Tuesday, June 16, 2009

Republicans don't like people-powered transportation

Sometimes I just have to gasp in disbelief (GASP!) when I see some of the odd things Republicans say. It's one thing when nutcases Michelle Bachmann or Mitch McConnell speak weirdness, it's another when it comes from a common-sense Repub senator such as one of mine, Mike Enzi of Gillette, Wyo.

Sen. Enzi mostly voted with the Bushies the past eight years. But he has crossed the aisle to do some horse-trading with the likes of Ted Kennedy. Now he's ranting about the cycling and pedestrian programs being promoted by the Obama administration.

Maybe it's the fact that his hometown of Gillette is almost as unwalkable as Casper or Cheyenne or almost any other Wyoming city. That's not really fair. Casper has a wonderful greenway along the North Platte River, and a walkable downtown. Cheyenne also has spent millions on a greenway that is one of the capital city's most popular attractions. Its downtown is also walkable, although too many of the downtown buildings are vacant.

Gillette has a semblance of a downtown. But the energy boom town is spread out in the manner of most western boom towns, so you need a car to get almost anywhere. If I had to compare it to any other Wyoming town, I'd choose Rock Springs. The downtown has some nice older buildings but most are empty and owned by absentee snowbird landlords in Arizona. A renovated depot and a nice park flanks the railroad tracks that bisect downtown. The park has a memorial to miners who died over the years in Sweetwater County mines. Downtown has a microbrewery and a few shops, but most of the retail action is out by I-80. Ever tried to walk the no-man's-land that borders an interstate?
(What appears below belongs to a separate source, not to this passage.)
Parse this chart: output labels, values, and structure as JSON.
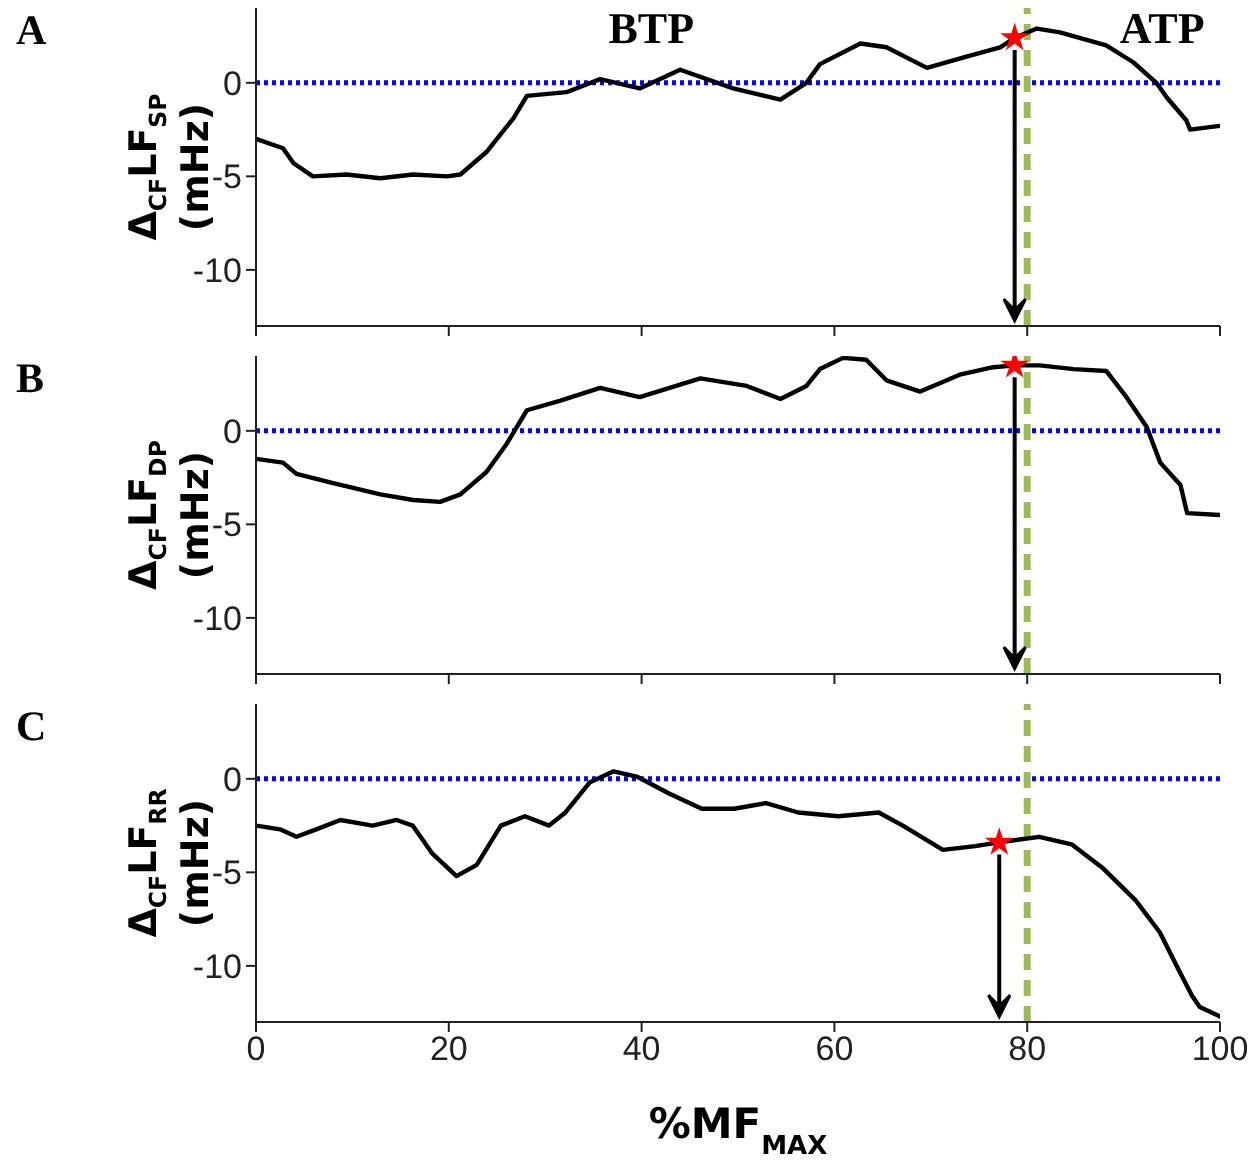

Almost impossible. Noisy, too.

So, when Sen. Enzi disparages government-funded walking and cycling programs, he might be excused due to lack of experience and/or information. But you would also have to acknowledge that the senator lives in one of the greatest walking cities in the U.S., a place where you can walk the National Mall for weeks and weeks, taking time off to visit the most fantastic free museums in galleries in the U.S., and still not see it all. Last time I was in D.C., just weeks after the cherry blossoms went to ground, I walked from the U.S. Capitol down the National Mall to the White House and on to George Washington University and finally to my lodgings in Adams-Morgan. I could have taken the Metro (I did the next day) but there is pleasure and exertion in the walking. And great people-watching.

The DC.STREETSBLOG.ORG site had some great info today about this issue:

Despite a growing awareness among conservatives that walking and biking are causes worth backing, Republicans on Capitol Hill continue to condemn bike-ped programs as wasteful "pork".

The GOP's latest potshots at sustainable transportation come during debate over a health care bill that focuses mainly on insurance and hospitals, but also includes a public health grant program aimed at encouraging exercise.

Sen. Mike Enzi (WY), senior Republican on the health committee, slammed the legislation for seeking to "pave sidewalks, build jungle gyms" and expand bike access to help improve public health: "We need to root out the waste, fraud and abuse that is driving up health care costs – not create a whole slew of new wasteful programs."

It's unclear whether Enzi knows that the federal government already has a program to encourage biking and walking, nor whether he's aware of their demonstrated public health benefits. But his talking point is already migrating to other Republicans, who have twisted the health care bill's proposed "community transformation" grants into a big-government bogeyman.